I see that:
For a cycle graph $n\ge3$, $C_3$ has $1$ independent set, $C_4$ has $2$ independent set, $C_5$ s set, $C_6$ $3$ set, $C_7$ $3$ set, $C_8$ $4$ set, $C_9$ $4$ set.
I can't show this trend as an equation or a mathematic expression. Is it possible to show in one?
I assume that ‘s’ is a typo for $2$ as the size of a maximal independent set in $C_5$.
If $i(n)$ is the maximal size of an independent set of vertices in $C_n$, you have:
$$\begin{array}{rcc} n:&3&4&5&6&7&8&9\\ i(n):&1&2&2&3&3&4&4 \end{array}$$
You can express this in many ways.

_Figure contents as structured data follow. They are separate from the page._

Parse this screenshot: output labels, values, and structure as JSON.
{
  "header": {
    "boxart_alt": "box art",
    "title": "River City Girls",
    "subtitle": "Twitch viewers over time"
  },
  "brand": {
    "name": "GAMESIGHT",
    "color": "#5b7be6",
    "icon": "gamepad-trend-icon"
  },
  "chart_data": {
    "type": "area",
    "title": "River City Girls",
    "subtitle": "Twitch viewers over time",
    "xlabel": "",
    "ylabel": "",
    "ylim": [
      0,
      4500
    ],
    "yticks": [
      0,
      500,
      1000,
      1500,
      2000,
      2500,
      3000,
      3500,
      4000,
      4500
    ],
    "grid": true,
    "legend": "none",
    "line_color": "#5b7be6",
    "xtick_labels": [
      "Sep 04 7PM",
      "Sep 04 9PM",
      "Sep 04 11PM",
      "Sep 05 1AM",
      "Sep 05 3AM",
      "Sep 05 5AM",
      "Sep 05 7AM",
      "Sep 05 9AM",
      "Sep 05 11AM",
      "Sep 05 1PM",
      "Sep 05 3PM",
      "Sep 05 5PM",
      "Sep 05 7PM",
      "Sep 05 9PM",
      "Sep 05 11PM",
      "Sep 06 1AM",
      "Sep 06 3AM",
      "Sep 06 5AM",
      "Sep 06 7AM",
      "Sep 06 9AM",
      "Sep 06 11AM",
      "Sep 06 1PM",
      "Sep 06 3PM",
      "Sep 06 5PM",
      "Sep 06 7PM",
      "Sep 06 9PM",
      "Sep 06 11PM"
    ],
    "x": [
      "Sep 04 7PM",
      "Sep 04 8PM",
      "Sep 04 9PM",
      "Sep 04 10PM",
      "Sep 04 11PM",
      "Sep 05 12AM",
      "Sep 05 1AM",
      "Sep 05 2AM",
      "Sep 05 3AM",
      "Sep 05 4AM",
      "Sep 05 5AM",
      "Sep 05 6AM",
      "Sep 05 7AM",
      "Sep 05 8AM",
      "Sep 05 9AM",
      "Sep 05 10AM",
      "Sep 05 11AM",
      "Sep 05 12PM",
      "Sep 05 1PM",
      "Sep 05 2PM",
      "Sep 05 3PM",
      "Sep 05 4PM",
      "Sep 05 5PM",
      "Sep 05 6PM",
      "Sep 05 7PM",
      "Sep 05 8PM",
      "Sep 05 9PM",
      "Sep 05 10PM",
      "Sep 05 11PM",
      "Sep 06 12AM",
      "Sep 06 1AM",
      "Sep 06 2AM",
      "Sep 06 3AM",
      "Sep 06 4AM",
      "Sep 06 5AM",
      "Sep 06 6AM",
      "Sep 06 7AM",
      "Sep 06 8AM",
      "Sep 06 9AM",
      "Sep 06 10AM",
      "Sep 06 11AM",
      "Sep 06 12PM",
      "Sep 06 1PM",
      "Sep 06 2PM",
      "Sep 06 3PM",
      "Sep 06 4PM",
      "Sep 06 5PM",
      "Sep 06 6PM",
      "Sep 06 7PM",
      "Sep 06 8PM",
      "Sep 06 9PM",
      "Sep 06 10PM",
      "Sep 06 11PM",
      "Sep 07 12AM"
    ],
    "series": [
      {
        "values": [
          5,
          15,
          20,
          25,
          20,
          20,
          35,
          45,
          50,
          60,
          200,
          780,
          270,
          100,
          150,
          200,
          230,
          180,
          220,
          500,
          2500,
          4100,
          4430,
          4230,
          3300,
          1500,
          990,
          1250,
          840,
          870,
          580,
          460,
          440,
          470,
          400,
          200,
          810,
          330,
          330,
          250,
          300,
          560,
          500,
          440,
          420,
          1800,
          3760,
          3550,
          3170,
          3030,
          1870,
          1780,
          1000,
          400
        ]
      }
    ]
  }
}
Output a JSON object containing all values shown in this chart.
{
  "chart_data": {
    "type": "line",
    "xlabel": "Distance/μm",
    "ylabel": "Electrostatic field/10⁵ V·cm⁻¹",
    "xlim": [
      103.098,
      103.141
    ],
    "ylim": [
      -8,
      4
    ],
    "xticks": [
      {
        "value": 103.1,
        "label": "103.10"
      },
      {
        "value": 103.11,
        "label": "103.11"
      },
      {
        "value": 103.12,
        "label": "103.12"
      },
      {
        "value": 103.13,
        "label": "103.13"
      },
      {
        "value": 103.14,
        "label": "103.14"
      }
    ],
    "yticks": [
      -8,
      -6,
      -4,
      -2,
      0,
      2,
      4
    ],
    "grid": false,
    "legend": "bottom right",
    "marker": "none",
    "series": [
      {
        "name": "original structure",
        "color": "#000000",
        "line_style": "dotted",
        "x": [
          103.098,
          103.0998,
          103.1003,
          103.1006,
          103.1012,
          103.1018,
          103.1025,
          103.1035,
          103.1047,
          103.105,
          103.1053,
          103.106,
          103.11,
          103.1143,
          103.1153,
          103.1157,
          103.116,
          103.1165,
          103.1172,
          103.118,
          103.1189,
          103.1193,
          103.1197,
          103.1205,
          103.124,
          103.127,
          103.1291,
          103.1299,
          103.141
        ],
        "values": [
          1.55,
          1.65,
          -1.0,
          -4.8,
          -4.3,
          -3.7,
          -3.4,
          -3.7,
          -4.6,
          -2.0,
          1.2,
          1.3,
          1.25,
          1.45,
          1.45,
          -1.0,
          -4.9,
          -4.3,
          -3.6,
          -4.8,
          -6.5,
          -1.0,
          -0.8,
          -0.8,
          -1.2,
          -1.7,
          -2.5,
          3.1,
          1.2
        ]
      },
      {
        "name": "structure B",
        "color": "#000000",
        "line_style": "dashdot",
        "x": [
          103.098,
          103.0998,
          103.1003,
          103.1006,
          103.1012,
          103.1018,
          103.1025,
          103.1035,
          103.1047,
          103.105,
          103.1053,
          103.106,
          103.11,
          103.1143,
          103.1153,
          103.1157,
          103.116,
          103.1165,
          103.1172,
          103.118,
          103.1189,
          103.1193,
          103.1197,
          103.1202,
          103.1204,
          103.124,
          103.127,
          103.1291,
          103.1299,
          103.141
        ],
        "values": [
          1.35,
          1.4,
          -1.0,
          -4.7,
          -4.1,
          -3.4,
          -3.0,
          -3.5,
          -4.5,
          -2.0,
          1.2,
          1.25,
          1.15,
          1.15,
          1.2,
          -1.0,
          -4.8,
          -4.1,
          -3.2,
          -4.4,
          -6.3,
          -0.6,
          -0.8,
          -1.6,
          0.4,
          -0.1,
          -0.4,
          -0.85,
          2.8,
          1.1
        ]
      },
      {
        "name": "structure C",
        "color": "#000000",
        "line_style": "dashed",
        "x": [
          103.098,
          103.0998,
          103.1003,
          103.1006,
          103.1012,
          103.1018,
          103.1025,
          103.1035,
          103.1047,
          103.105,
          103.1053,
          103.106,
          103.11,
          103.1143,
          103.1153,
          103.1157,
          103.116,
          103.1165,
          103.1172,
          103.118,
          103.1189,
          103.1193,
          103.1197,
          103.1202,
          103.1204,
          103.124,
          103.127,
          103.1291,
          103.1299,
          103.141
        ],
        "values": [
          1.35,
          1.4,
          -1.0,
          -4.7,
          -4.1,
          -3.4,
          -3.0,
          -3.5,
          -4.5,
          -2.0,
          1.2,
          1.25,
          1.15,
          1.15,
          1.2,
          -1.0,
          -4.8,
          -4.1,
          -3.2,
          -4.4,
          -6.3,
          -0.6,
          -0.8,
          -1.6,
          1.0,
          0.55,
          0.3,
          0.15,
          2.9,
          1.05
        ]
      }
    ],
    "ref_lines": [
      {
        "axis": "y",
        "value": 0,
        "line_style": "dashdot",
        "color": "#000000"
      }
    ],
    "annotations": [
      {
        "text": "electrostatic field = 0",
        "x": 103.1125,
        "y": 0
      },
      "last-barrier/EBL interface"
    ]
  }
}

The most straightforward is simply to use a two-part definition:
$$i(n)=\begin{cases}\frac{n}2,&\text{if }n\text{ is even}\\\\ \frac{n-1}2,&\text{if }n\text{ is odd}\;.\end{cases}$$
If you know the floor function, also called the greatest integer function, you can simply write
$$i(n)=\left\lfloor\frac{n}2\right\rfloor\;.$$
Other ways are more complicated. For instance, you can easily check that
$$i(n)=\frac12\left(n-\frac{1-(-1)^n}2\right)$$
gives the same result as the two-part definition, though I don’t recommend using this form!